Сто первых дней своей жизни я провел в кювете с подогревом для недоносков, окруженный такого рода нескончаемыми заботами, какие потом преследовали меня повсюду, отчего само понятие женщины и любое проявление чувства стали внушать мне отвращение. Позднее в замке Фешервар, в прессбургской тюрьме, в моей здешней хижине – везде слуги, охранники, солдаты, медбратья и медсестры, наемные работники всех мастей, странно похожие друг на друга, безостановочно расточали мне одни и те же услуги, чем доводили до полного изнеможения. Все всегда делается во имя Императора, Правосудия или Общества. Просто меня никак не хотят оставить в покое и позволить жить по своему разумению! Если моя свобода стесняет кого-то в отдельности или мир в целом, знаете, мне лично на это наплевать, ведь меня можно просто расстрелять, я был бы даже рад. Впрочем, не обязательно расстрелять, я равно приемлю всякий выход. Невелика разница, сидеть здесь либо еще где – нибудь, на свободе или в тюрьме, главное – чувствовать себя счастливым; при взгляде извне жизнь становится всего лишь внутренним делом, хотя ее интенсивность от этого не меняется. И знаете, даже странно бывает порой, когда видишь, где способно укрыться истинное счастье.

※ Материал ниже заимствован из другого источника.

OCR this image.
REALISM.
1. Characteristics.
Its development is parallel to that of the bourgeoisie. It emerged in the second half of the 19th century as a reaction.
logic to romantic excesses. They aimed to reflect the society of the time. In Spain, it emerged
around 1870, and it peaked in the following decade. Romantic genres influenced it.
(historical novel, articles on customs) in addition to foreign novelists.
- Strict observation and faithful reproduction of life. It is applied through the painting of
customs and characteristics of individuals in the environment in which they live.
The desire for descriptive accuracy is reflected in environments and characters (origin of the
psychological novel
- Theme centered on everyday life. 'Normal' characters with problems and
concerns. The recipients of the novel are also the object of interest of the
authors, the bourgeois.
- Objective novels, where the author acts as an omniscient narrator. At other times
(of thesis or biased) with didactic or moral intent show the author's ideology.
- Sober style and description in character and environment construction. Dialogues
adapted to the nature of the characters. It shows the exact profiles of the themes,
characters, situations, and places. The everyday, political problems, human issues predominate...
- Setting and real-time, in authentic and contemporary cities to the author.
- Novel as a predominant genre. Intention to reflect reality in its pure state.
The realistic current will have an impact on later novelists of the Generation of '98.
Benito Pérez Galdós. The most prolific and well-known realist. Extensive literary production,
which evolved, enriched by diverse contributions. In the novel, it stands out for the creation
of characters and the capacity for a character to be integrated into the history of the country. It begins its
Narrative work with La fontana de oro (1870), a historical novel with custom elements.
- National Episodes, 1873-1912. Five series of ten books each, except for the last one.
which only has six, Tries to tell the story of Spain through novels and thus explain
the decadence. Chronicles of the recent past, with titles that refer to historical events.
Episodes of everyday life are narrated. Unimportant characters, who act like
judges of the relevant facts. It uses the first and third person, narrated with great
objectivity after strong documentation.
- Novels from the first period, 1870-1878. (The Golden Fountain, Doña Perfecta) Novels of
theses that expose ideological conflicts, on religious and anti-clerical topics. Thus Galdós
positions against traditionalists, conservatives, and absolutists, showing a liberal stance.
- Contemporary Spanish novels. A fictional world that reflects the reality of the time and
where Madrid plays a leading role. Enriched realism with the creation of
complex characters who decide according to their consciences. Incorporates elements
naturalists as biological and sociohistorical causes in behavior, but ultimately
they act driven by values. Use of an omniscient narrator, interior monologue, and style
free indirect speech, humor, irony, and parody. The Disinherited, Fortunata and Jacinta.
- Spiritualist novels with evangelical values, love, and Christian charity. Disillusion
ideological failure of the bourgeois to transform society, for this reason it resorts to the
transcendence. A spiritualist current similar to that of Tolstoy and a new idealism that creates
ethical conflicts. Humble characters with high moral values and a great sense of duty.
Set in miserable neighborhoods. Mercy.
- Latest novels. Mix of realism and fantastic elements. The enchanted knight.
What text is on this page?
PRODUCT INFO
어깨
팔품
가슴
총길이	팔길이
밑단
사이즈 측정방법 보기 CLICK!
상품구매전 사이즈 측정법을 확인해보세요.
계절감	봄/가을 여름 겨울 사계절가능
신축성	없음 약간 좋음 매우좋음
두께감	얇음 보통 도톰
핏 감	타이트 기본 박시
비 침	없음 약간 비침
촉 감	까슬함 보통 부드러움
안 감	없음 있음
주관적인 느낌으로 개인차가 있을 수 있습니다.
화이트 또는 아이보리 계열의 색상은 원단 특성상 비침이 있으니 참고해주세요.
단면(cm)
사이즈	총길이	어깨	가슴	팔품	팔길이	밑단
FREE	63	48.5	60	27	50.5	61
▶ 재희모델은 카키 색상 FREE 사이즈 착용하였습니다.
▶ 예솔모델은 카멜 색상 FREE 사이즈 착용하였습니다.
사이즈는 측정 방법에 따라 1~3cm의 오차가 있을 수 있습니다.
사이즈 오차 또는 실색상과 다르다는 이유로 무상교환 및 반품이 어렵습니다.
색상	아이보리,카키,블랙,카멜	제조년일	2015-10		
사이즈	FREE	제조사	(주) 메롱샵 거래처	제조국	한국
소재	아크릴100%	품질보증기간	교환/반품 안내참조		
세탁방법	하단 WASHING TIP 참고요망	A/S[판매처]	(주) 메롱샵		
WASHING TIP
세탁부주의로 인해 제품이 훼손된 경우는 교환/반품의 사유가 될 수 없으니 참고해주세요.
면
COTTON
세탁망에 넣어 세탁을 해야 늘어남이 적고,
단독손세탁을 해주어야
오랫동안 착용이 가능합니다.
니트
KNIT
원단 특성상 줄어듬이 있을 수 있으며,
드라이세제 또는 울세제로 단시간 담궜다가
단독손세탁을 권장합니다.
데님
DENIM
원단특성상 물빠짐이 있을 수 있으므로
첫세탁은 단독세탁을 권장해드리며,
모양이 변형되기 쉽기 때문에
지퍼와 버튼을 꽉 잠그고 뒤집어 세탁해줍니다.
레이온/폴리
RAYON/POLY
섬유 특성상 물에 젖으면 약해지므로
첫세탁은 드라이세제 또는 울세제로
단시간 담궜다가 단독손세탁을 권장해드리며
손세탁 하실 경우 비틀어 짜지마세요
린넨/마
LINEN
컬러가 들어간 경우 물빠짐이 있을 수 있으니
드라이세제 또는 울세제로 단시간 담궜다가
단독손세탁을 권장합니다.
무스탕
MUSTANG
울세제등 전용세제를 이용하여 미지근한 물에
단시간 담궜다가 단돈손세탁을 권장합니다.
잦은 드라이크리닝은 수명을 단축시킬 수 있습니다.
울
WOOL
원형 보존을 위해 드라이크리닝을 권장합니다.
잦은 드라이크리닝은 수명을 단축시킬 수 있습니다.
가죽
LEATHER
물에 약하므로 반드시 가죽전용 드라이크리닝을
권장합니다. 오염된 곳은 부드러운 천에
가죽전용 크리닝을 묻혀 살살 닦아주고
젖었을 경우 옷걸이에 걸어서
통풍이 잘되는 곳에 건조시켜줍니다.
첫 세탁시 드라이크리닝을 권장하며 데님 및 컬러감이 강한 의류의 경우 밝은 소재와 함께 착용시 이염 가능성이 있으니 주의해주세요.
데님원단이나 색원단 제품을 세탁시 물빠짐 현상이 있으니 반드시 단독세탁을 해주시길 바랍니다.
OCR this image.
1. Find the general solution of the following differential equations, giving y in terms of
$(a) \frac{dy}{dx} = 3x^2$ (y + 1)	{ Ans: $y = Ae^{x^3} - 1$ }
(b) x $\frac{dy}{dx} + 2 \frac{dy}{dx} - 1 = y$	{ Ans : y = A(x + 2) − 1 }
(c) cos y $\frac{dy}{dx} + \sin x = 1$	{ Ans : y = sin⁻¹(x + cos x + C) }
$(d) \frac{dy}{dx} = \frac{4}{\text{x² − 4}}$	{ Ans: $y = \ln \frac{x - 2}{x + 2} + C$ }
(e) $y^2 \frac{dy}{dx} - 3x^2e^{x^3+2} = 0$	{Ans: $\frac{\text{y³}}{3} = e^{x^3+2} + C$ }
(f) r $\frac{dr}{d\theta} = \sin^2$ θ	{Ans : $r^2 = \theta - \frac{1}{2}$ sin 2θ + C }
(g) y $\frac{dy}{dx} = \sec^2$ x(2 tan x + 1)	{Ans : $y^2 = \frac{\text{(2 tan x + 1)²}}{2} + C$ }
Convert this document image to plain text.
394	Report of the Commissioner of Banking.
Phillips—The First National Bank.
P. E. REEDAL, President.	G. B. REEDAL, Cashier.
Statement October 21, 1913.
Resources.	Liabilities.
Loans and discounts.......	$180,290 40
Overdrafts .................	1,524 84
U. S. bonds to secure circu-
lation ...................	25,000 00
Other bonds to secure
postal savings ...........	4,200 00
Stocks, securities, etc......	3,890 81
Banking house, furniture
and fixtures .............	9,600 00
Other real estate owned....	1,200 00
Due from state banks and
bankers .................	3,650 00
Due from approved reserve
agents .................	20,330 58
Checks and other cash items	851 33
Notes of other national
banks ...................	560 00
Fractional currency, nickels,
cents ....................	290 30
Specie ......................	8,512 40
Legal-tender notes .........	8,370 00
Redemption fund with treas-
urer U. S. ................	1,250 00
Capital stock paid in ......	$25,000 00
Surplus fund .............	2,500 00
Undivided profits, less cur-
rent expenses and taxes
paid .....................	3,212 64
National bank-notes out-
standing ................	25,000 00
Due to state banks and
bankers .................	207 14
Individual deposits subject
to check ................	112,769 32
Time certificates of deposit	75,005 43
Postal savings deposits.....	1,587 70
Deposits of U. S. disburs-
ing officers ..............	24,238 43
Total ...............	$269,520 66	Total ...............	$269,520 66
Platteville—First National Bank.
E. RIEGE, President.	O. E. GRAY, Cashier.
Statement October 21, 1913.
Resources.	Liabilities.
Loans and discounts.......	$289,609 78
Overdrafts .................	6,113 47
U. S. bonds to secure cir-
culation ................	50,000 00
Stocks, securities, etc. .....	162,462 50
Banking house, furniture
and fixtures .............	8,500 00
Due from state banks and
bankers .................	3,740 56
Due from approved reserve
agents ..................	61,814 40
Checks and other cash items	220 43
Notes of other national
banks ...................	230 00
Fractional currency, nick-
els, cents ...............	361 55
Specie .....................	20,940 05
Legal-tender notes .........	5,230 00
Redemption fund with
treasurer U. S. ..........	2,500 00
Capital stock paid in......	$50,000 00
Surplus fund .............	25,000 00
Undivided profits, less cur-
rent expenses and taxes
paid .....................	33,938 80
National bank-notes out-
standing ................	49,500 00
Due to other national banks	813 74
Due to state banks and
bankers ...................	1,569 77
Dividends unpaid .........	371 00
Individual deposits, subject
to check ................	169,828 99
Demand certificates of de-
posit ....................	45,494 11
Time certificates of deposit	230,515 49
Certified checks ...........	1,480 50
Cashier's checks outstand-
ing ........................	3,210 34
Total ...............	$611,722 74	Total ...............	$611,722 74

Как я вам уже говорил, мне неизвестно, кто занимался мной в первые годы моего детства. Обычные наемники. Я все время был отдан на откуп наемникам. Не помню ни кормилицу, ни какую-нибудь любимую служанку. Меня держало в руках столько людей, ощупывало так много ладоней! Ни одно человеческое лицо никогда не склонялось над моей колыбелью, разве что зад. Да, так и было. Я хорошо помню себя уже в три года. Я был одет в коротенькую розовую юбочку. Всегда один. Я любил одиночество, любил играть в темных уголках, где интересно пахло, под столом, в шкафу. За спинкой кровати. В четыре года я уже поджигал ковер: маслянистый запах обуглившейся шерсти был мне приятен до содрогания, горелый ворс обольстительно хорошо пахнул. Я пожирал лимоны вместе с кожурой и сосал кусочки кожи. А еще голова сладко кружилась от запаха старых книг. У меня была собака. Но нет, постойте. Это уже потом, гораздо позже одна собака стала товарищем моих игр. Помню, что сильно заболел, и не могу забыть пресный до одури вкус молока с апельсиновыми цветками, которым меня тогда отпаивали.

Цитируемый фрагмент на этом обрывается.